Entscheidend für die Therapie und Heilung des Morbus Sudeck ist eine frühzeitige Behandlung. Erschwerend hierbei ist die Tatsache, dass ein Morbus Sudeck oft relativ spät diagnostiziert wird, da die Zeichen anfangs sehr unspezifisch sind und teilweise von Ärzten und Patienten nicht ernst genommen werden. Ein spontanes Verschwinden der Erkrankung ohne Therapie (Spontanremission) wird selten beobachtet, ebenso ein chronischer schwerer Verlauf.
Langzeituntersuchungen haben ergeben, dass sich die Krankheit bei 85 von 100 Patienten im Lauf der Jahre so gebessert hat, dass die Kriterien für einen Morbus Sudeck nicht mehr erfüllt waren. In fast der Hälfte der Fälle jedoch waren noch Schmerzen unterschiedlicher Stärke vorhanden. Im Mittel betrug die Zeit zur Ausheilung etwa 12 Monate, in anderen Fällen wurde noch nach Jahren eine Besserung erzielt.
Die betroffenen Gliedmaße beim Morbus Sudeck können im Endstadium unter starken Schmerzen eine Versteifung des Gelenks sowie eine geschrumpfte Haut, Sehnen und Muskulatur aufweisen, was wiederum zu einem Funktionsverlust führen kann. Um dem Patienten Schmerzlinderung zu verschaffen ist generell eine interdisziplinäre Behandlung wichtig. Die Physiotherapie/Krankengymnastik spielt hierbei neben der medikamentösen Behandlung eine große Rolle, wobei allen physiotherapeutischen Maßnahmen voran die Bindegewebsmassage steht. Häufig sind die betroffenen Körperstellen so empfindlich, dass der Physiotherapeut an Körperstellen arbeiten muss, die fern von der betroffenen Region sind und dem Patienten keine Schmerzen verursachen, aber sich trotzdem auf die betroffene Region auswirken.
Jeder zweite Patient klagt über einen Tremor (Zittern) der Hand, etwas seltener treten unwillkürliche Muskelzuckungen (Myoklonien) auf. Häufig treten auch Störungen der Sensibilität auf. Viele Betroffene leiden unter einer stark erhöhten Schmerzempfindlichkeit (Hyperalgesie) oder verspüren Schmerzen bei eigentlich nicht schmerzhaften Berührungen der Haut (Allodynie). Ein Großteil der Morbus Sudeck Patienten verspürt daneben einen permanenten Ruheschmerz.

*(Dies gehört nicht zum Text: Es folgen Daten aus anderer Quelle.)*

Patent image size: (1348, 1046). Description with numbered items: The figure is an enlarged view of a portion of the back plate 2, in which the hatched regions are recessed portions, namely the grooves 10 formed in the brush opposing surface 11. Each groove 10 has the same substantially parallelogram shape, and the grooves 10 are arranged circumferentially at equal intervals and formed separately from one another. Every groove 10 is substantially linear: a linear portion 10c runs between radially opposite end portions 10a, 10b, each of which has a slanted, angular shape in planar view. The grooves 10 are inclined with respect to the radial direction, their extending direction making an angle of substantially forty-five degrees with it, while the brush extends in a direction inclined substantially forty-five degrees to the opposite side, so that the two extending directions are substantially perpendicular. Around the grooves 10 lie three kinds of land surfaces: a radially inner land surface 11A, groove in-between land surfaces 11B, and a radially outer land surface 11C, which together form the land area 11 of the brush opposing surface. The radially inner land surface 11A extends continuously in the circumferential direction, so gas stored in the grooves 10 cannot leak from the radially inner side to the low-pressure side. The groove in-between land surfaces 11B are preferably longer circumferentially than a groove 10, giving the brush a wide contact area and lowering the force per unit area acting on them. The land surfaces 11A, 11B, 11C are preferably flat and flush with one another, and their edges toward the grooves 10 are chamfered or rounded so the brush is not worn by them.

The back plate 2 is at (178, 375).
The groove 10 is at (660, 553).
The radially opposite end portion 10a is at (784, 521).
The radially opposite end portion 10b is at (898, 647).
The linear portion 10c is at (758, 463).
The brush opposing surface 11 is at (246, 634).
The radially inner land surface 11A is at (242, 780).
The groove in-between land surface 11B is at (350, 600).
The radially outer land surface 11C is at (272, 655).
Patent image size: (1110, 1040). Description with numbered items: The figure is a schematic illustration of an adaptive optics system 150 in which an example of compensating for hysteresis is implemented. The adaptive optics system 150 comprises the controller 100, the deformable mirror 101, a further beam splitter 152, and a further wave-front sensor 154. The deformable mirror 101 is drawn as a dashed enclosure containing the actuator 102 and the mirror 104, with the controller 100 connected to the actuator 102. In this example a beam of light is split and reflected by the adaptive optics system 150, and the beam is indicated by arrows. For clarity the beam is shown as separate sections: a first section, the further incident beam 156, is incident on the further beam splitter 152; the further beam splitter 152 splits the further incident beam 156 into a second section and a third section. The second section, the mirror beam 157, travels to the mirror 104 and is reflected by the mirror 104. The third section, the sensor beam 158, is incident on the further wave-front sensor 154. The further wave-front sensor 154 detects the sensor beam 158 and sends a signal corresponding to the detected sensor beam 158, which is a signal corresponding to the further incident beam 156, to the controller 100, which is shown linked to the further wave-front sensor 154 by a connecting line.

Der Schmerzcharakter reicht von brennend bis prickelnd und unterscheidet sich auch von Patient zu Patient stark in der Intensität. Seltener kommt es zur Taubheit oder sogar einem Fremdheitsgefühl der betroffenen Hand. Im akuten Stadium kommt es in vielen Fällen zu einem vermehrten Haar- und Nagelwachstum, wohingegen sich das Haar- und Nagelwachstum im atrophen Stadium stark verringern kann.
Sie sehen, die Behandlung des Morbus Sudeck ist sehr facettenreich, kann dem Patienten aber die notwendige Schmerzlinderung verschaffen, sofern dieser sich auf eine regelmäßige physiotherapeutische Behandlung mittels Bindegewebsmassage und einer Krankengymnastik zur Kräftigung der betroffenen Gliedmaßen einlässt und sein erlerntes Eigenübungsprogramm regelmäßig durchführt. Beim Morbus Sudeck sollte somit eine medikamentöse Therapie (z.B. Schmerzmittel) als auch eine Nicht-medikamentöse Therapie (Krankengymnastik/Physiotherapie) erfolgen.